Econometrica: Jul, 1997, Volume 65, Issue 4
How Social Security and Medicare Affect Retirement Behavior In a World of Incomplete Markets
https://doi.org/0012-9682(199707)65:4<781:HSSAMA>2.0.CO;2-L
p. 781-831
Christopher Phelan, John Rust
This paper provides an empirical analysis of how the U.S. Social Security and Medicare insurance system affects the labor supply of older males in the presence of incomplete markets for loans, annuities, and health insurance. We estimate a dynamic programming (DP) model of the joint labor supply and Social Security acceptance decision, focusing on a sample of males in the low to middle income brackets whose only pension is Social Security. The DP model delivers a rich set of predictions about the dynamics of retirement behavior, and comparisons of actual vs. predicted behavior show that the DP model is able to account for a wide variety of phenomena observed in the data, including the pronounced peaks in the distribution of retirement ages at 62 and 65 (the ages of early and normal eligibility for Social Security benefits, respectively).
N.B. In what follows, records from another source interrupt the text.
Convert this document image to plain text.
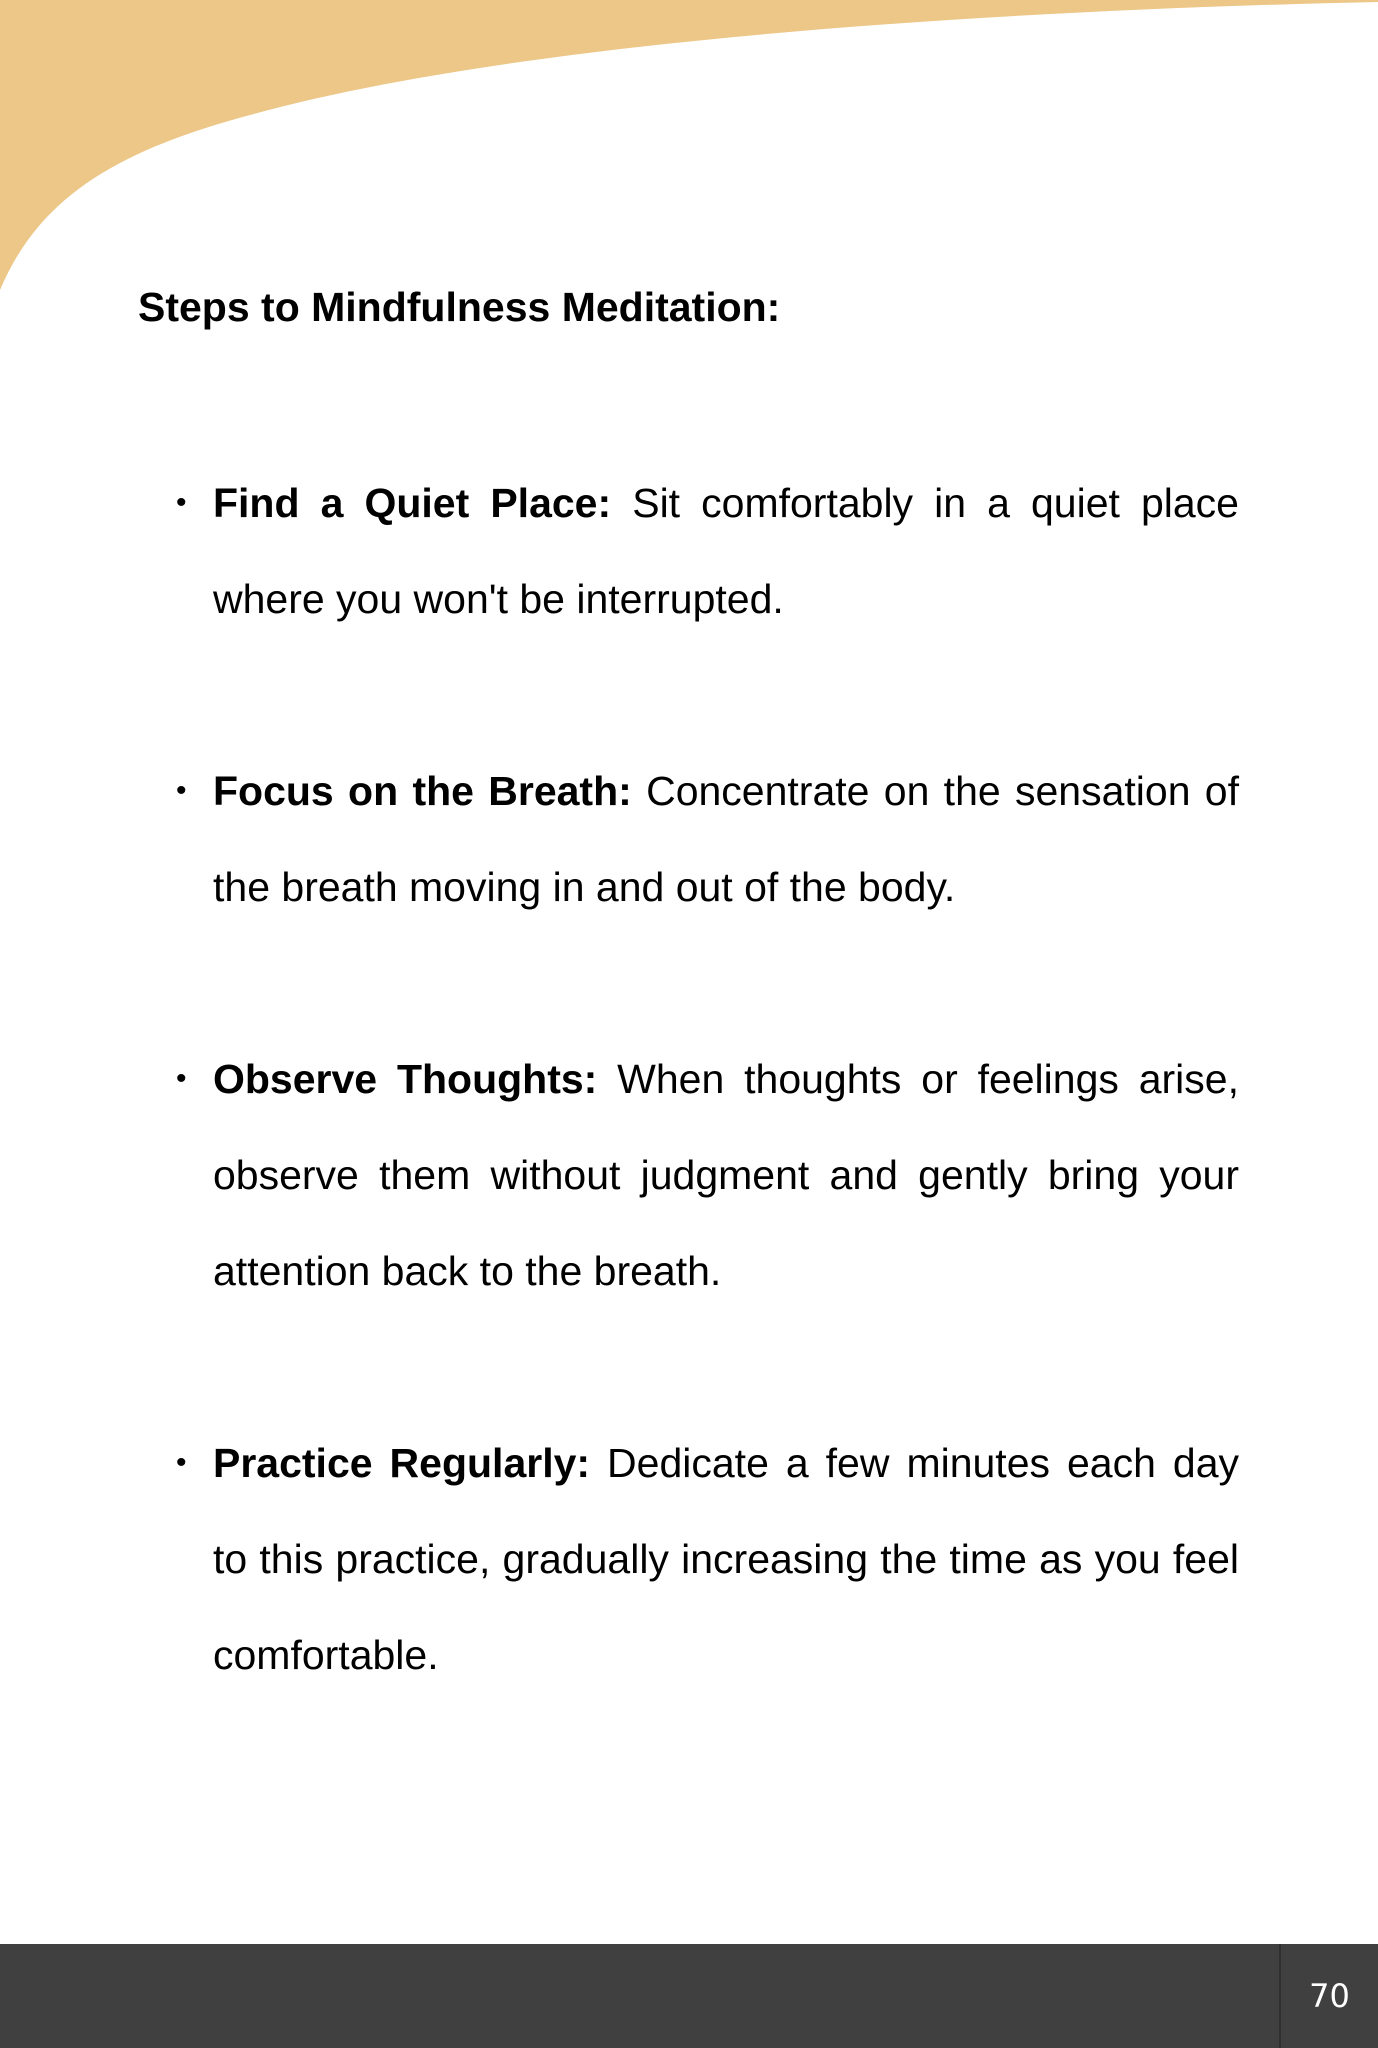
Steps to Mindfulness Meditation:
• Find a Quiet Place: Sit comfortably in a quiet place where you won't be interrupted.
• Focus on the Breath: Concentrate on the sensation of the breath moving in and out of the body.
• Observe Thoughts: When thoughts or feelings arise, observe them without judgment and gently bring your attention back to the breath.
• Practice Regularly: Dedicate a few minutes each day to this practice, gradually increasing the time as you feel comfortable.
70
We identify a significant fraction of "health insurance constrained" individuals who have no form of retiree health insurance other than Medicare, and who can only obtain fairly priced private health insurance via their employer's group health plan. The combination of significant individual risk aversion and a long tailed (Pareto) distribution of health care expenditures implies that there is a significant "security value" for these individuals to remain employed until they are eligible for Medicare coverage at age 65. Overall, our model suggests that a number of heretofore puzzling aspects of retirement behavior can be viewed as artifacts of particular details of the Social Security rules, whose incentive effects are especially strong for lower income individuals and those who do not have access to fairly priced loans, annuities, and health insurance.